As a school board member, Pauling would also like to have an influence on how technology is used in the schools. “I’d like to reevaluate how children are using devices in the schools.”

She asks the question: “When kids bring their own devices to school, is that adding or subtracting from their education?” Pauling believes that “we are competing for the attention of our children. The subject comes up in almost every conversation I have with other parents.”

She feels that teachers need better, more consistent guidelines on the use of electronics in the classroom.

Pauling is also advocating for increased communication from the school board. “There needs to be more transparency about school decisions. Sean (Polster) has done a good job of opening up about what is going on in town. Why can’t we be more open about school board meetings? Why can’t we livestream meetings? I’m having to look at newspaper reports to find out what’s going on.”

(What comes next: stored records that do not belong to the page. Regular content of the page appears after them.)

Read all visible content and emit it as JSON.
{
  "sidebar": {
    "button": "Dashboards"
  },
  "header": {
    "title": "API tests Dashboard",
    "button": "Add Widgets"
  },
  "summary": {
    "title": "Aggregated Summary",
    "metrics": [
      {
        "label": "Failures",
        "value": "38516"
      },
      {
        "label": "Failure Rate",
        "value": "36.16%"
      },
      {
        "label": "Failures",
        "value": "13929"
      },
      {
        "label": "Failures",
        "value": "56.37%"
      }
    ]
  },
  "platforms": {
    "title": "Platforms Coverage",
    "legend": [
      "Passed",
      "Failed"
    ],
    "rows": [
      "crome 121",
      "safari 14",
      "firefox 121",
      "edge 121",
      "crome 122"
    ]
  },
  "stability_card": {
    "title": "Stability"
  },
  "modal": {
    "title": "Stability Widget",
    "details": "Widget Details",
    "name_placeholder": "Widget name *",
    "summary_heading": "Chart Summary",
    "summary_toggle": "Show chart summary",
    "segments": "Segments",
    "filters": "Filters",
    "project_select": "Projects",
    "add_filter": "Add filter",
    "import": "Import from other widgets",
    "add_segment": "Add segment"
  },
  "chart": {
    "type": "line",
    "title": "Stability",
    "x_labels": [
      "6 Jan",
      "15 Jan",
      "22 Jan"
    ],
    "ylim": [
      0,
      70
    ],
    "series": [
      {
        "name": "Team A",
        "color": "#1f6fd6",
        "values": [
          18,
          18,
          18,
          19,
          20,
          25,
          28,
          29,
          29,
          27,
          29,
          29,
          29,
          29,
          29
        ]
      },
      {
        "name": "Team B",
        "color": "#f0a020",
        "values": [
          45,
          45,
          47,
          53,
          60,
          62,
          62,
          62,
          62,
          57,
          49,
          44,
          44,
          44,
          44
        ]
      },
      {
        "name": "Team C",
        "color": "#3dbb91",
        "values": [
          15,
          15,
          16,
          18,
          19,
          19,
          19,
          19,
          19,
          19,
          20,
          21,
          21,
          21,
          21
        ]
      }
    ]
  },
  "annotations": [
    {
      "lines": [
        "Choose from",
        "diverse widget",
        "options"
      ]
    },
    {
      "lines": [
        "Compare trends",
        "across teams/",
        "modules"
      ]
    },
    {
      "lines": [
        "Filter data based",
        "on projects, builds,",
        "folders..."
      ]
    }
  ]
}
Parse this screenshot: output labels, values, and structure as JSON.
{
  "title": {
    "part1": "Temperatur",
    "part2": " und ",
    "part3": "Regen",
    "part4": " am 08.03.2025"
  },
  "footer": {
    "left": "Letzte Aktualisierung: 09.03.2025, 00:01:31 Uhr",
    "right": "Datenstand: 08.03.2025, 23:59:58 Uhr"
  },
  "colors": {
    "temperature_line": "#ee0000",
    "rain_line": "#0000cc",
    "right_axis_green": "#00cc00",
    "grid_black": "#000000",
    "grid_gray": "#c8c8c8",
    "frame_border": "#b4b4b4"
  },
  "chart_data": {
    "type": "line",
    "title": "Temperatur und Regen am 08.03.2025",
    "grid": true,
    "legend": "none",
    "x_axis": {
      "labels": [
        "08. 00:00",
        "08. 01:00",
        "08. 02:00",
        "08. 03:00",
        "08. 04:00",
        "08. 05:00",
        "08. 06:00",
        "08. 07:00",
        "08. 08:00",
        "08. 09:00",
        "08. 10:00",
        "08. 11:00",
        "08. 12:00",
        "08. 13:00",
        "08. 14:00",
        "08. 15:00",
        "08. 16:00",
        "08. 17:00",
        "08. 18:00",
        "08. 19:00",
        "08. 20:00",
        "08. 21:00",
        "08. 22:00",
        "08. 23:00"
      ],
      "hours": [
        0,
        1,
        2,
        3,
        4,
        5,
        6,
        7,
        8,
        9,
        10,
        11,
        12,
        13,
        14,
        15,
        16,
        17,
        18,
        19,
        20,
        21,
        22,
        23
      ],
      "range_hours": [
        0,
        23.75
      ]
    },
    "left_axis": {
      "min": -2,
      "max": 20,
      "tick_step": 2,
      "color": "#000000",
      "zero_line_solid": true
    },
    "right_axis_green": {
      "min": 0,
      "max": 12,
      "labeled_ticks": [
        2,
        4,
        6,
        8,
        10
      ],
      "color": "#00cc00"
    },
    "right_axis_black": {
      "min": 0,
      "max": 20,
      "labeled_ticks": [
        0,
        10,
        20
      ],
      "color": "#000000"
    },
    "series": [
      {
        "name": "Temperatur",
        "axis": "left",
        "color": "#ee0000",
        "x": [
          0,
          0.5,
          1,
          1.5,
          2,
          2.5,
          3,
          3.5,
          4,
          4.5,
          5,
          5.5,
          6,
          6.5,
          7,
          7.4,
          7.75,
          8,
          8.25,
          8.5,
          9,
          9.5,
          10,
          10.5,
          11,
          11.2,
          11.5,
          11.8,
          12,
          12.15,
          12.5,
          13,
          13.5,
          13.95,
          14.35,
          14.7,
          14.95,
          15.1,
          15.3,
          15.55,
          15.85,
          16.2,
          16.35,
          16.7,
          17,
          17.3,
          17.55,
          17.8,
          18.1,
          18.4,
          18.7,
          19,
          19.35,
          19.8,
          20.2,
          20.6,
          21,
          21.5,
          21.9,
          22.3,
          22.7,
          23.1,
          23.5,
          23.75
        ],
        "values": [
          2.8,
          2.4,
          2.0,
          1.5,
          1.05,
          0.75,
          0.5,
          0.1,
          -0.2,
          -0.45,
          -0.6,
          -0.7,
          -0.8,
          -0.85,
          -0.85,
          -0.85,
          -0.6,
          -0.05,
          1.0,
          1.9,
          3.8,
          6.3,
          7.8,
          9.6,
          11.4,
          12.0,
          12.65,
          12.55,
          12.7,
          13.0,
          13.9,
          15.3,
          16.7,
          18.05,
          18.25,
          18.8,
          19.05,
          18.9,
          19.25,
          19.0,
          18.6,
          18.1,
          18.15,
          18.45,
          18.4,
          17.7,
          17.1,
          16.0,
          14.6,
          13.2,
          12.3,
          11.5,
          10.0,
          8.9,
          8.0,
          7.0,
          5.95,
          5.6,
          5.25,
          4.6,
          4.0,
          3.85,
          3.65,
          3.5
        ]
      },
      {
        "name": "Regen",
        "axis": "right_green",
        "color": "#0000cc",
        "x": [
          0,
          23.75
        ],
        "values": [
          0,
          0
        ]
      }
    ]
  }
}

Pauling acknowledges that families are busy. “Our families are hopping. I’d like to make it easier for people to get more and better information about what’s going on in the schools. The more tools we use to bring people into the conversation, the better.”

Another point in her platform is students’ mental and physical health. She is concerned about depression, anxiety, the potential for suicide. “Something needs to be done. How can we bring resources to bear on those issues?”

“My kids don’t want to use the bathroom in school, because of all the vaping.” And she says that statistics show that drunk driving is up in Northern Virginia. “What resources are we bringing in as a community, to make sure children and parents have what they need?”

Campaigning

Pauling is looking forward to adding her voice to the school board. “Running scares me more than the position. It’s intimidating.”

And connecting with constituents is time consuming too. “I’m a woman of many words,” she admitted.

She expanded her canvassing beyond her own neighborhood. “I wanted to move beyond people who already know me.” She says she took a map when she knocked on doors, because some people don’t know what district they are in.

Of course, some folks were reluctant to offer their signature to allow her to get on the ballot. “Some won’t sign,” she said, “They say, ‘I don’t know you; I don’t know what you stand for.’ That’s OK. We’ll get there.”

She finished collecting all her signatures over the weekend – then celebrated with ice cream at Carousel. She’s been using social media to spread the word about her candidacy. “I was up until 1 a.m. creating my logo,” she said.

Pauling has compared notes with Rachel Bongiovi, who is also running for the Center District school board seat in November. “We agree that one of us will be on the board; the other will remain a fabulous resource. Whether I’m on the board or not, I will always be involved.”